Um dos hábitos mais comuns no mundo pode estar diretamente ligado à saúde do cérebro.
Fonte: ‘O Antagonista’
Um dos hábitos mais comuns no mundo pode estar diretamente ligado à saúde do cérebro. Um estudo de longo prazo, com duração de mais de quatro décadas, revelou que o consumo moderado de café pode ajudar a reduzir o risco de demência e preservar funções cognitivas ao longo do envelhecimento.
O que mostrou a pesquisa
A análise acompanhou mais de 130 mil pessoas durante aproximadamente 43 anos, tornando-se uma das investigações mais extensas já realizadas sobre o impacto da cafeína na saúde cerebral.
Os resultados indicam que indivíduos que consumiam café com cafeína regularmente apresentaram menor risco de desenvolver demência, além de um declínio cognitivo mais lento em comparação com aqueles que consumiam pouco ou nenhum café.
O ponto mais relevante do estudo foi a identificação de uma faixa ideal de consumo.
Quantidade ideal de café
De acordo com os pesquisadores, os melhores resultados foram observados em pessoas que consumiam:
2 a 3 xícaras de café por dia
ou 1 a 2 xícaras de chá com cafeína
Nessa faixa, o risco de demência foi significativamente menor, chegando a cerca de 18% de redução em comparação com indivíduos que evitavam bebidas cafeinadas.
Curiosamente, aumentar o consumo além dessa quantidade não trouxe benefícios adicionais, sugerindo um efeito de “platô”.

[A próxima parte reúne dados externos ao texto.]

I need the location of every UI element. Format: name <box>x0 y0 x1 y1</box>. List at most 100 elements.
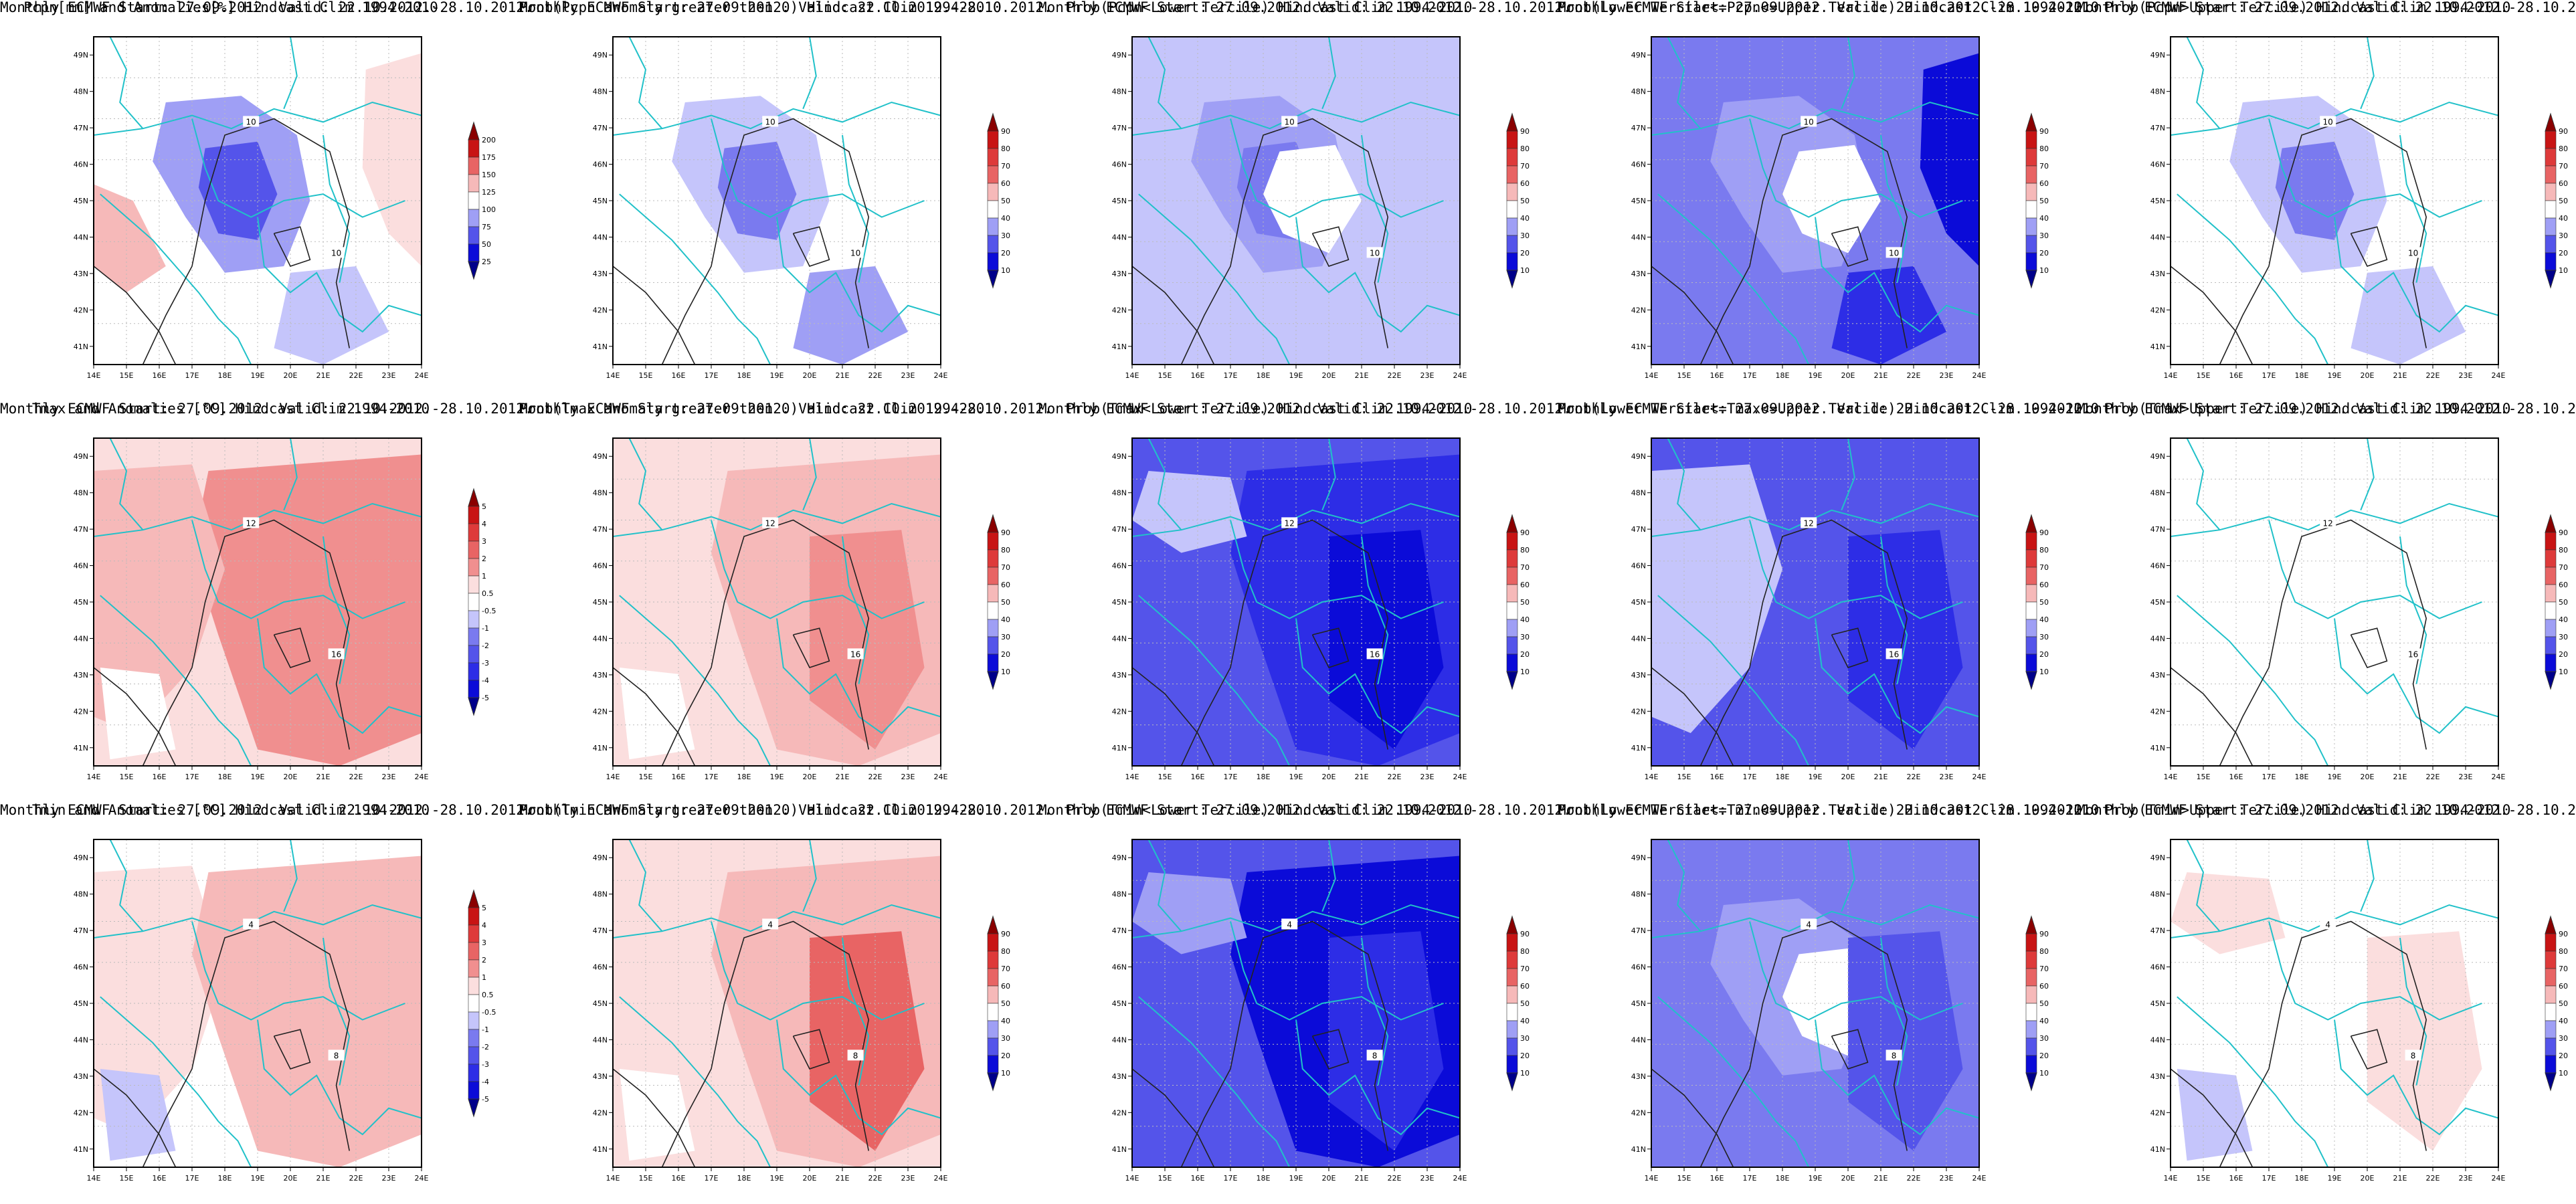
climatology-contour <box>94 266 177 365</box>
color-bar-level: 40 <box>2559 214 2568 223</box>
color-bar-level: 10 <box>2559 266 2568 275</box>
lon-tick-label: 15E <box>2197 773 2211 781</box>
coastline-border <box>109 438 144 530</box>
color-bar-level: 20 <box>2559 1051 2568 1060</box>
lat-tick-label: 48N <box>2150 890 2165 899</box>
coastline-border <box>711 921 925 1021</box>
contour-label: 16 <box>1370 649 1380 659</box>
map-panel-r3c2: Monthly ECMWF Start: 27.09.2012. Valid: … <box>519 803 1052 1204</box>
coastline-border <box>323 536 351 684</box>
lon-tick-label: 15E <box>1158 371 1172 380</box>
coastline-border <box>2360 37 2375 110</box>
coastline-border <box>776 217 941 333</box>
coastline-border <box>1880 937 1908 1086</box>
lon-tick-label: 19E <box>1809 1174 1823 1183</box>
color-bar-level: 80 <box>1001 144 1010 153</box>
lat-tick-label: 44N <box>593 634 608 643</box>
map-panel-r3c5: Monthly ECMWF Start: 27.09.2012. Valid: … <box>2077 803 2576 1204</box>
map-area: 10 10 <box>613 37 941 365</box>
map-panel-r3c1: Monthly ECMWF Start: 27.09.2012. Valid: … <box>0 802 533 1204</box>
lon-tick-label: 19E <box>251 773 265 781</box>
color-bar-level: 60 <box>2559 982 2568 991</box>
lon-tick-label: 16E <box>1191 1174 1205 1183</box>
lon-tick-label: 14E <box>87 371 101 380</box>
lat-tick-label: 43N <box>74 270 88 278</box>
panel-title-line1: Monthly ECMWF Start: 27.09.2012. Valid: … <box>519 401 1052 417</box>
coastline-border <box>1815 1019 1979 1136</box>
coastline-border <box>2334 1019 2498 1136</box>
coastline-border <box>2334 217 2498 333</box>
color-bar-level: 20 <box>1001 1051 1010 1060</box>
lat-tick-label: 47N <box>1112 525 1127 534</box>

Café com cafeína vs. descafeinado
Um dos achados mais importantes do estudo foi a diferença entre tipos de café.
Café com cafeína: associado à redução do risco de demência
Café descafeinado: não apresentou efeito significativo
Isso reforça a hipótese de que a cafeína e outros compostos bioativos, como polifenóis, desempenham papel essencial na proteção cerebral.
Como o café pode proteger o cérebro
Os cientistas apontam alguns mecanismos possíveis para explicar os benefícios:
Redução da inflamação cerebral
Combate ao estresse oxidativo
Melhora da saúde vascular
Estímulo à atividade neuronal
Esses fatores são fundamentais para retardar processos associados ao envelhecimento cerebral e ao desenvolvimento de doenças neurodegenerativas.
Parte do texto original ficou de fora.